I just want to add that there is sometimes a difference whether you name a parameter or not. For example, the compiler treats a named rvalue reference as an lvalue and an unnamed rvalue reference as an rvalue.

// named-reference.cpp  
// Compile with: /EHsc  
#include <iostream>  
using namespace std;

// A class that contains a memory resource.  
class MemoryBlock  
{  
   // TODO: Add resources for the class here.  
};

void g(const MemoryBlock&)   
{  
   cout << "In g(const MemoryBlock&)." << endl;  
}

void g(MemoryBlock&&)   
{  
   cout << "In g(MemoryBlock&&)." << endl;  
}

MemoryBlock&& f(MemoryBlock&& block)  
{  
   g(block);  
   return block;  
}  

int main()  
{  
   g(f(MemoryBlock()));  
}  

This example produces the following output:

In g(const MemoryBlock&).
In g(MemoryBlock&&).

In this example, the main function passes an rvalue to f. The body of f treats its named parameter as an lvalue. The call from f to g binds the parameter to an lvalue reference (the first overloaded version of g).

Answer 3

Of course not naming a parameter is legal when just declaring the function, but it's also legal in the implementation. This last apparently strange version is useful when the function needs to declare the parameter to have a specific fixed signature, but the parameter is not needed.

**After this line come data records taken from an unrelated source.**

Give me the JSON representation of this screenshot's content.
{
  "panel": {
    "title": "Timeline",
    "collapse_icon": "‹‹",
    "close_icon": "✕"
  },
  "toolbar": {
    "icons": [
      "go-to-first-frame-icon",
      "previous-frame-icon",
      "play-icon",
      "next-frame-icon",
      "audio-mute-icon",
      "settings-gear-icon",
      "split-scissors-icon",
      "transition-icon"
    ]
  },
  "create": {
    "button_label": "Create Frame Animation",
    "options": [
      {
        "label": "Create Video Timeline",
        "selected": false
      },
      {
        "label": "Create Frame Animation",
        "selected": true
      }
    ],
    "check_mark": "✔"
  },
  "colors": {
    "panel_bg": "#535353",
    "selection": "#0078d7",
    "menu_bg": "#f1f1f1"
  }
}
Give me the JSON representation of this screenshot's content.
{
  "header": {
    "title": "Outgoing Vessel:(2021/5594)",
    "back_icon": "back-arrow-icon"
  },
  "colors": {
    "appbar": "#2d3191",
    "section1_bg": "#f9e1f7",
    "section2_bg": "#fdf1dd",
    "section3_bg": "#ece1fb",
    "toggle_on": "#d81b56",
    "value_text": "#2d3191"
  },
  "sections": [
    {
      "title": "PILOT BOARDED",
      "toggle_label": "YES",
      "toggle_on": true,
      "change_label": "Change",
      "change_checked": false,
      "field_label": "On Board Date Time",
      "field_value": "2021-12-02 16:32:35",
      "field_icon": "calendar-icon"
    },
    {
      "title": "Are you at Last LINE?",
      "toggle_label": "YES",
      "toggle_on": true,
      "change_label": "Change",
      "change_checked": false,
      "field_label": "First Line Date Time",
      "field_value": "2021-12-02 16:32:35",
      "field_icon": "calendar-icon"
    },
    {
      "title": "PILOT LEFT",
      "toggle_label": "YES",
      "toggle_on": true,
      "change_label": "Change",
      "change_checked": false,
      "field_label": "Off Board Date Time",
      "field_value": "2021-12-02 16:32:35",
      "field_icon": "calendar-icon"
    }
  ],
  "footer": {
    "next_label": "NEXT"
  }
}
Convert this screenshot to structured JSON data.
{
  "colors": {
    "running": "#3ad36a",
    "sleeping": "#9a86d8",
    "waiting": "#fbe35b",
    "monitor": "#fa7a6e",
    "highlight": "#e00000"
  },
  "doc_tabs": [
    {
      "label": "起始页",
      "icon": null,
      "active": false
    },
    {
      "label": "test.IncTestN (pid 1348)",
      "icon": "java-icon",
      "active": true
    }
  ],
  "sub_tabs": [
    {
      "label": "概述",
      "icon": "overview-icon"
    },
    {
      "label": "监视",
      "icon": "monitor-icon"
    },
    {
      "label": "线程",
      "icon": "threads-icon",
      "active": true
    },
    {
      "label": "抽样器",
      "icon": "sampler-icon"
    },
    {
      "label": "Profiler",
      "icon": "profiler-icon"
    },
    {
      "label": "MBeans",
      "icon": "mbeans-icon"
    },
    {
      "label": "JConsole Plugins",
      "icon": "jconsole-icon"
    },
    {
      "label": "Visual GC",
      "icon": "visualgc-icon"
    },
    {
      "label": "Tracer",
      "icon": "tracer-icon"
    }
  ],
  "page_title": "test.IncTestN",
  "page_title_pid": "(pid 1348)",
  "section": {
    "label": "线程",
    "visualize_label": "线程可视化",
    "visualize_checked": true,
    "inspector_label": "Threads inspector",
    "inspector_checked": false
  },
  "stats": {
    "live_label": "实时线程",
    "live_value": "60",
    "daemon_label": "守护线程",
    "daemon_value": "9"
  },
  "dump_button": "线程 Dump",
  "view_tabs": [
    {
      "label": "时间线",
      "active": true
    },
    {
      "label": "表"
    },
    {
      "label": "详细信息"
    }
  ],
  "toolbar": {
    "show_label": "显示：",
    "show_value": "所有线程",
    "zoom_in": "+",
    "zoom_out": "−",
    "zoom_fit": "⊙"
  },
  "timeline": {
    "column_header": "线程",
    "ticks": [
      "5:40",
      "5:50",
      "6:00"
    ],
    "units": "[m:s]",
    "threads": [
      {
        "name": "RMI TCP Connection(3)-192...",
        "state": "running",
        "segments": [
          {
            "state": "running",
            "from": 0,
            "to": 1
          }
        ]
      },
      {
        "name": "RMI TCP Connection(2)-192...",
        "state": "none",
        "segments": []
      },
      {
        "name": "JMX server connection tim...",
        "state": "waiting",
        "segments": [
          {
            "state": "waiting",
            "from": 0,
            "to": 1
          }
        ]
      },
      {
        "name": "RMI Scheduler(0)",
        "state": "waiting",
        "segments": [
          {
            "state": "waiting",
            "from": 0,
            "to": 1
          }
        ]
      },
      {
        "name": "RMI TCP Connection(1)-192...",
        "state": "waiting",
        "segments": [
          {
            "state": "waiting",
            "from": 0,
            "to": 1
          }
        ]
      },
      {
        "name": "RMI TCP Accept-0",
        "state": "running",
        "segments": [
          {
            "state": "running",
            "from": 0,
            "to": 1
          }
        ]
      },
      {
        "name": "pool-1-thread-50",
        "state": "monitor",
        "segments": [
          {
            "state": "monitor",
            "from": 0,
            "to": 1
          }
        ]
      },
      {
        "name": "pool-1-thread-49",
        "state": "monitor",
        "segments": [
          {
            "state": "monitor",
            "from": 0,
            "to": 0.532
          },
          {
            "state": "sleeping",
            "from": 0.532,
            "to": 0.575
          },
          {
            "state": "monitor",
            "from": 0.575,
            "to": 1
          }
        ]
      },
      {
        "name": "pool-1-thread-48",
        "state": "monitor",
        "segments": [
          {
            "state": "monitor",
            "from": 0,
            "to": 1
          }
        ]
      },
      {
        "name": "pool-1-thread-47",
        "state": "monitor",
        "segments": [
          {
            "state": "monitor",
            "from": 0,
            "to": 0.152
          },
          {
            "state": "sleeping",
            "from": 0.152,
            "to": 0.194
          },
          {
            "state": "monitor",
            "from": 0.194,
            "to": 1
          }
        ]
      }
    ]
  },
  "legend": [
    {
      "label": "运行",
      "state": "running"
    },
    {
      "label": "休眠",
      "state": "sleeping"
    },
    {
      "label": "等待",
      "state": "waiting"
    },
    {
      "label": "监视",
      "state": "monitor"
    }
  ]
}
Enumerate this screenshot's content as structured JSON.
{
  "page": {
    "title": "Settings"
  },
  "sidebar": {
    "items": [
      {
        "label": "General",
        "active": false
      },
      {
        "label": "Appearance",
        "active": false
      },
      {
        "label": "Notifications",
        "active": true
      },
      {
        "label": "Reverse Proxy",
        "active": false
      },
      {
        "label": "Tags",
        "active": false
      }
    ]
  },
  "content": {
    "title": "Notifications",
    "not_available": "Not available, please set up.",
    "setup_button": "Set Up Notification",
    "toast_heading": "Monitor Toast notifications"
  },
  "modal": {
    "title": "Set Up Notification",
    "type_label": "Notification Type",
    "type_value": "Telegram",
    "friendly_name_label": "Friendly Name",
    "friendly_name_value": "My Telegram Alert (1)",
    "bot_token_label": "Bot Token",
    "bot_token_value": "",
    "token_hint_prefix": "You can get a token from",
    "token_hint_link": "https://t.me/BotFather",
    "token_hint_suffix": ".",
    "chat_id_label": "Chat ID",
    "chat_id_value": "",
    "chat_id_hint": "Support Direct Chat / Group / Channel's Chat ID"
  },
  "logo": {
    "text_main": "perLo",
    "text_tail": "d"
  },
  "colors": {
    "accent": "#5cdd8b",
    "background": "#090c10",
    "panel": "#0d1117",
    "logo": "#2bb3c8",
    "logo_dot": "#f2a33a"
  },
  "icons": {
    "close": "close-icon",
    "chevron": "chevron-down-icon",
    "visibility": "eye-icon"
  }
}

This may happen for example for a method in a derived class, for a callback function or for a template parameter.

Not giving the parameter a name makes clear that the parameter is not needed and its value will not be used. Some compilers if you instead name a parameter and then simply don't use it will emit a warning that possibly there is a problem with the function body.

Answer 4

Yes, this is legal. This is useful for implementations of virtuals from the base class in implementations that do not intend on using the corresponding parameter: you must declare the parameter to match the signature of the virtual function in the base class, but you are not planning to use it, so you do not specify the name.

The other common case is when you provide a callback to some library, and you must conform to a signature that the library has established (thanks, Aasmund Eldhuset for bringing this up).

There is also a special case for defining your own post-increment and post-decrement operators: they must have a signature with an int parameter, but that parameter is always unused. This convention is bordering on a hack in the language design, though.